The dividend/price + growth approach emphasises what an investor actually expects to receive from his investment in a particular company's ordinary share in terms of dividend plus the rate of growth in dividend/earnings.

This growth rate in dividend (g) is taken to be good to the compound growth rate in earnings per share.

Ke = [D1/P0] + g

Ke = Cost of capital
D1= Dividend for the period 1
P0 = Price for the period 0
g = Growth rate

D/P + g approach seems to answer the problem of expectations of investor satisfactorily, however, it poses one problem that is how to quantify expectation of investor relating to dividend and growth in dividend.

4. Realised yield approach :

It is suggested that many authors that the yield actually realised for a period of time by investors in a particular company may be used as an indicator of cost of capital.

In other words, this approach takes into consideration the basic factor of the D/P + g approach but, instead of using the expected values of the dividends and capital appreciation, past yields are used to denote the cost of capital. This approach is based upon the assumption that the past behaviour would be repeated in future and thus, they may be used to measure the cost of ordinary capital.

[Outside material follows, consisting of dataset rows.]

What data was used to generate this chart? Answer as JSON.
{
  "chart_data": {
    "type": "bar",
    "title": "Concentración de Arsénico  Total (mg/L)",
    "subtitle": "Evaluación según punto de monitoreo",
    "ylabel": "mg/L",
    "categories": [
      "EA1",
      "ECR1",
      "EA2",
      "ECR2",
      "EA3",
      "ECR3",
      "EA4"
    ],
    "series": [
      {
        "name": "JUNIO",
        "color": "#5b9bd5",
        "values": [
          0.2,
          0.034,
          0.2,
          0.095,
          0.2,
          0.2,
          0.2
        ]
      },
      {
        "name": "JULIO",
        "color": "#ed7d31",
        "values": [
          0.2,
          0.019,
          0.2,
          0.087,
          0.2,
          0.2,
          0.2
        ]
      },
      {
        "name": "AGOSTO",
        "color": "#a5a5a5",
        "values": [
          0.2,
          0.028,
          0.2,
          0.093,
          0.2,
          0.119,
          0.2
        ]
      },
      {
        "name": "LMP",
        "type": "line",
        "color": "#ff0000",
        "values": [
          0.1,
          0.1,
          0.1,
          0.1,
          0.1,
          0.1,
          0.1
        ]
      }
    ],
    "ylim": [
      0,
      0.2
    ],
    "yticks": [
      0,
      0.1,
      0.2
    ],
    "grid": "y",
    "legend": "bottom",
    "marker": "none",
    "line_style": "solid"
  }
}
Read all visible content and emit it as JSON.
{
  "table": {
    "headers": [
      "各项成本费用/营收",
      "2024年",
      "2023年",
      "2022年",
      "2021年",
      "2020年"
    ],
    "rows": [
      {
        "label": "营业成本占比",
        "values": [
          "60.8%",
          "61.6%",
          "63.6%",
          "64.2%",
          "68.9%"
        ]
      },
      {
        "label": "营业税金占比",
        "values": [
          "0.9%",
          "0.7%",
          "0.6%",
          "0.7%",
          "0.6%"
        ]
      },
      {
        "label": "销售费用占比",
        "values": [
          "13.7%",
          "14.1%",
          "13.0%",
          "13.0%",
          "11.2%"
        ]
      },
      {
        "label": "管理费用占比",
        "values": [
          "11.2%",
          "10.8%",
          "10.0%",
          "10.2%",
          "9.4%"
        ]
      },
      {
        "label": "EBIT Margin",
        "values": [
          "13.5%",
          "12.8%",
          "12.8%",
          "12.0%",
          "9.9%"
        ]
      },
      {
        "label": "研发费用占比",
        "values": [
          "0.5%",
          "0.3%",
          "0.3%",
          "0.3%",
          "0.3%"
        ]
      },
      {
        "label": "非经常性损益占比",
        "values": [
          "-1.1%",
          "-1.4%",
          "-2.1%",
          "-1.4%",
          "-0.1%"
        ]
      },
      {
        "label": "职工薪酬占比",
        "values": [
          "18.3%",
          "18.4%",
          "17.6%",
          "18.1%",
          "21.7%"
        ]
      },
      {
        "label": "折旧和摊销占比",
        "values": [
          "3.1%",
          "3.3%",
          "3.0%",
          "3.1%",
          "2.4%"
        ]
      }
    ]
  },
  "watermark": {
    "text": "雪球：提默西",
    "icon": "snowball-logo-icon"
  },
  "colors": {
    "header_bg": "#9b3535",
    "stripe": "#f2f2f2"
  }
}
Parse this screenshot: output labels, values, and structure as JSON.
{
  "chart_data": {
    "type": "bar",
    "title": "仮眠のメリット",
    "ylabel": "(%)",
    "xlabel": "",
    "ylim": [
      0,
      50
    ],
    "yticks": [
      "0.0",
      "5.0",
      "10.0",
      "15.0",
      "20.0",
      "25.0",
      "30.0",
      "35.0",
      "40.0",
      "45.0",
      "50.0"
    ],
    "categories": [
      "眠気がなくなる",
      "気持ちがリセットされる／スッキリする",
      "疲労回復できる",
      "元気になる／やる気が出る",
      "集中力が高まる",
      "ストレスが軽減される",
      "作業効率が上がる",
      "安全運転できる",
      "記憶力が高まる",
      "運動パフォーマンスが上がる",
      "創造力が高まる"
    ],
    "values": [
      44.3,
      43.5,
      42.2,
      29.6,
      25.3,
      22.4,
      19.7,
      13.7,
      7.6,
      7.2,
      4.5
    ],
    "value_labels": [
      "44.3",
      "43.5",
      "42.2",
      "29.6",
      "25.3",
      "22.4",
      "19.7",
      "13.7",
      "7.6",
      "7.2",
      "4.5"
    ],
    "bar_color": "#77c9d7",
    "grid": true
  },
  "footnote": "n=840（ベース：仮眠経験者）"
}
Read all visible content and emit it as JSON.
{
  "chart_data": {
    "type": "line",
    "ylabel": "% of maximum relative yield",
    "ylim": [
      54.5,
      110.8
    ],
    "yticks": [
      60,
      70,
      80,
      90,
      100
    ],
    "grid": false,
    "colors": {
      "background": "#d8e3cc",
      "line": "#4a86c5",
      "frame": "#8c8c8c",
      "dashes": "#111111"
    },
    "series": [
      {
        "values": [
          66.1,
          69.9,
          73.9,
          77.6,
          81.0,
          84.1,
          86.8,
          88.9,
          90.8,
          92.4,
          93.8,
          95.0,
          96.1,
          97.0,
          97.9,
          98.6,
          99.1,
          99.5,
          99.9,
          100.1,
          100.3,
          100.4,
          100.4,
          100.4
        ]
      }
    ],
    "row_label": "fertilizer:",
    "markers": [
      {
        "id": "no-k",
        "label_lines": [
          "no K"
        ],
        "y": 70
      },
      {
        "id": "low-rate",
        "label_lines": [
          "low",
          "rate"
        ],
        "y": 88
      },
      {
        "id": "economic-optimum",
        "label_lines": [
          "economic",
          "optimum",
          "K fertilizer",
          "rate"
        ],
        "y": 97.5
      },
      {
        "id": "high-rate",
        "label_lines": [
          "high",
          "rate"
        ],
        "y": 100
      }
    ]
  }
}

Which approach to use ? In case of companies with stable income and stable dividend policies the D/P approach may be a good way of measuring the cost of ordinary share capital.

In case of companies whose earnings accrue in cycles, it would be better if the E/P approach is used, but representative figures should be taken into account to include complete cycle. In case of growth companies, where expectations of growth are more important, cost of ordinary share capital may be determined as the basis of the D/P + g approach.

In the case of companies enjoying a steady growth rate and a steady rate of dividend, the realised value approach may be useful. The basic factor behind determination of cost of ordinary share capital is to measure expectation of investors from ordinary shares of that particular company.

Thus, the whole question of determining the cost of ordinary shares hinges upon the factors which go into the expectations of a particular group of investors in the company of a particular risk class.

D) Cost of reserves :

The profits retained by a company and used in the expansion of business also entail cost. Many people tend to feel that reserves have no cost. However, it is not easy to realised that by depriving the shareholders of a part of the earnings, a cost is automatically incurred on reserves.

This may be termed as the opportunity cost of retained earnings. Suppose, these earnings are not retained and are passed on to shareholders, suppose further that shareholders invest the same in new ordinary shares.

This expectation of the investors from new ordinary shares should be the opportunity cost of reserves. In other words, if earnings were paid out as dividends and simultaneously an offer for right shares was made shareholders would have subscribed to the right share on the expectation of a certain return.

This return may be taken as the indicator of the cost of reserves. People do not calculate the cost of capital of retained earnings as above. They take cost of retained earnings as the same as that of equity shares. However, if the cost of equity shares is determined on the basis of realized value approach or D/P + g approach, the question of working out a separate cost of reserves is not relevant since cost of reserves is automatically included in the cost of equity share capital.

E) Cost of depreciation funds :

Depreciation funds, cannot be construed as not having any cost. Logically speaking, they should be treated on the same footing as reserves when it comes to their use, though while calculating the cost of capital these funds may not be considered.